The most effective way of deferring serious memory problems is by being able to survive in another language. Research in Toronto, Trieste and Hyderabad converge on one conclusion: lifetime experience of workarounds in a second language defers the cognitive effects of Alzheimer’s  by 4.5 years.

The crucial Alzheimer’s failure is encoding of the seven items of Working Memory through the fragile hippocampus to Semantic Memory. Disorientation in time, place and person are the core symptoms. Ability to work around gaps in the last few minutes’ information allows the sufferer to re-orient in time, place and person and get through their muddle.

The ambitious approach is to learn Chinese.
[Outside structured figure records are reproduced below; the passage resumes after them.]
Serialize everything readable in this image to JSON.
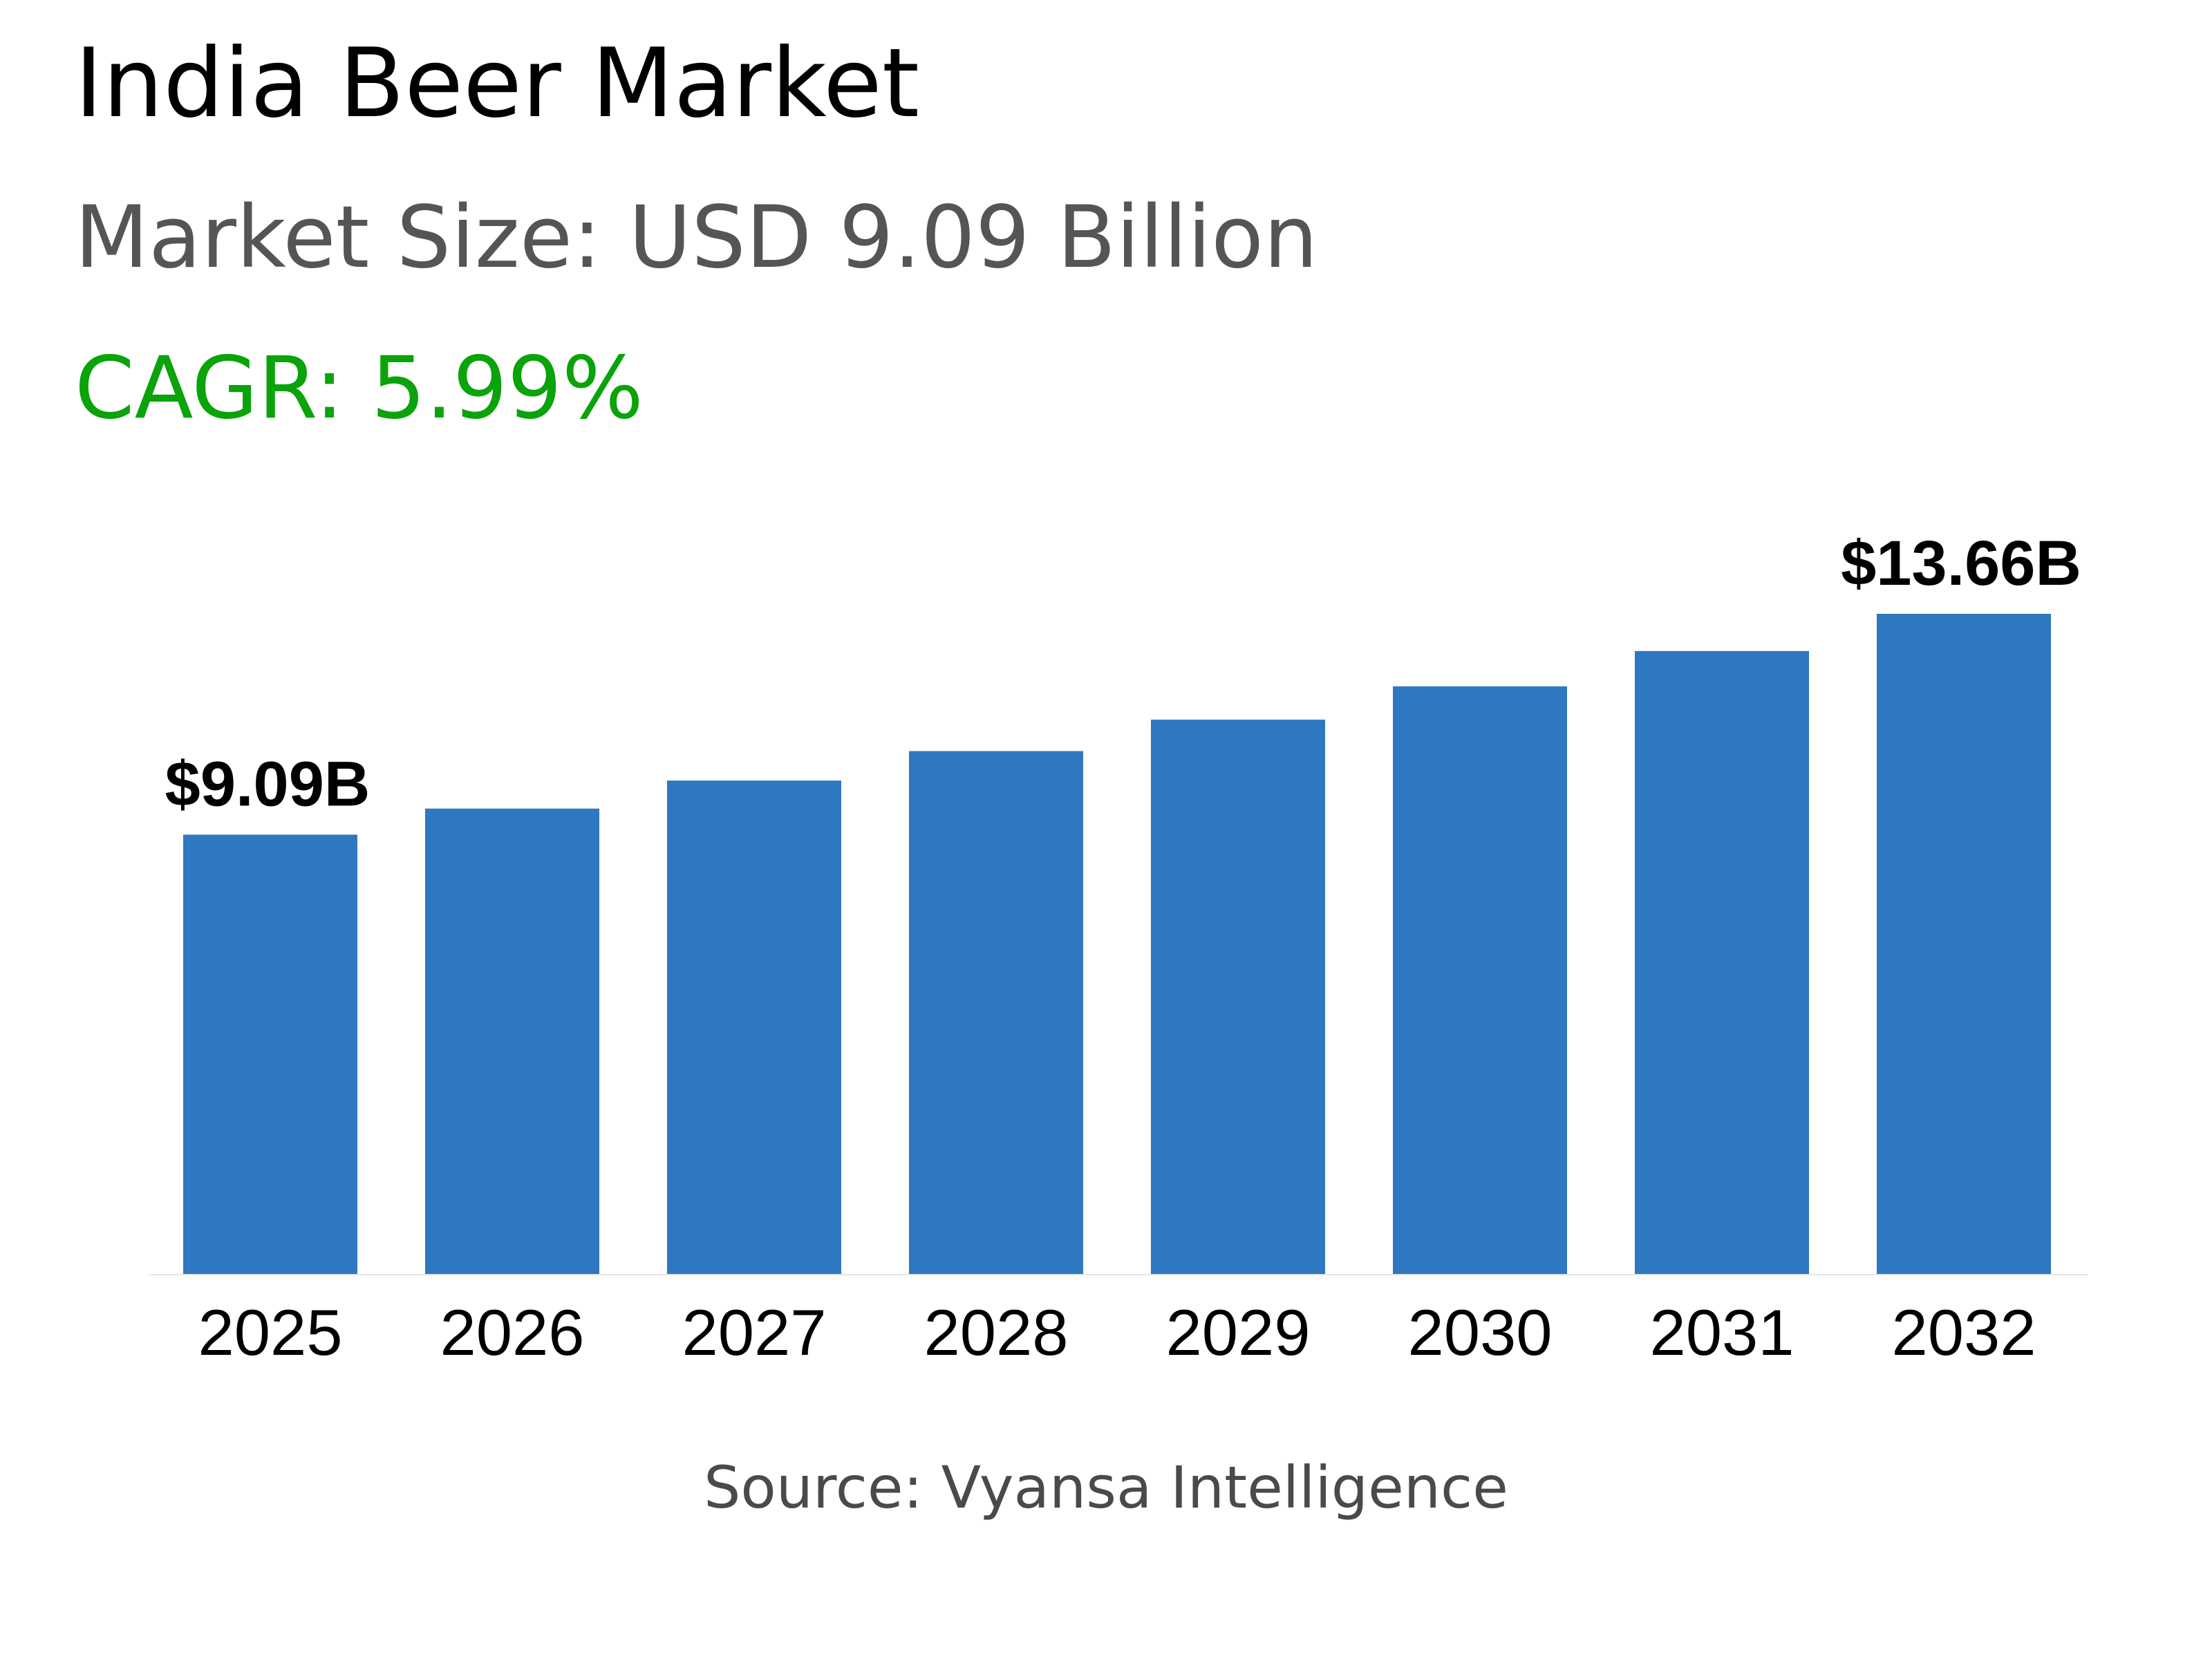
{
  "header": {
    "title": "India Beer Market",
    "market_size": "Market Size: USD 9.09 Billion",
    "cagr": "CAGR: 5.99%"
  },
  "footer": {
    "source": "Source: Vyansa Intelligence"
  },
  "colors": {
    "bar": "#2e78c1",
    "cagr": "#0aa30a",
    "title": "#000000",
    "subtitle": "#555555"
  },
  "chart_data": {
    "type": "bar",
    "categories": [
      "2025",
      "2026",
      "2027",
      "2028",
      "2029",
      "2030",
      "2031",
      "2032"
    ],
    "values": [
      9.09,
      9.63,
      10.21,
      10.82,
      11.47,
      12.16,
      12.89,
      13.66
    ],
    "data_labels": [
      {
        "index": 0,
        "text": "$9.09B"
      },
      {
        "index": 7,
        "text": "$13.66B"
      }
    ],
    "title": "",
    "xlabel": "",
    "ylabel": "",
    "ylim": [
      0,
      13.66
    ],
    "grid": false,
    "legend": "none"
  }
}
I started with Chinese because it has much higher connectivity than English through tones and pictograms. However, I still could not get by in a Chinese family the way I can in a German or even Spanish family. One might need 200 – 300 contact hours, or a GCSE, before conversations in (pidgin) Mandarin are more rewarding than frustrating.

As few English people are bilingual, the best approach for most U3A members is probably to develop survival pidgin based on school French plus British Sign Language. A “pidgin” concentrates on high frequency content words, glossing over morphology, genders and tenses that you don’t know. “Immersion” means trying for a child-parent relationship with a native speaker, e.g. through living en famille with a Twinning family.  An indulgent parent accepts meaning, supplying the correct form only occasionally. This is actually quite fun, as it involves pantomime and lots of hilarious misunderstanding.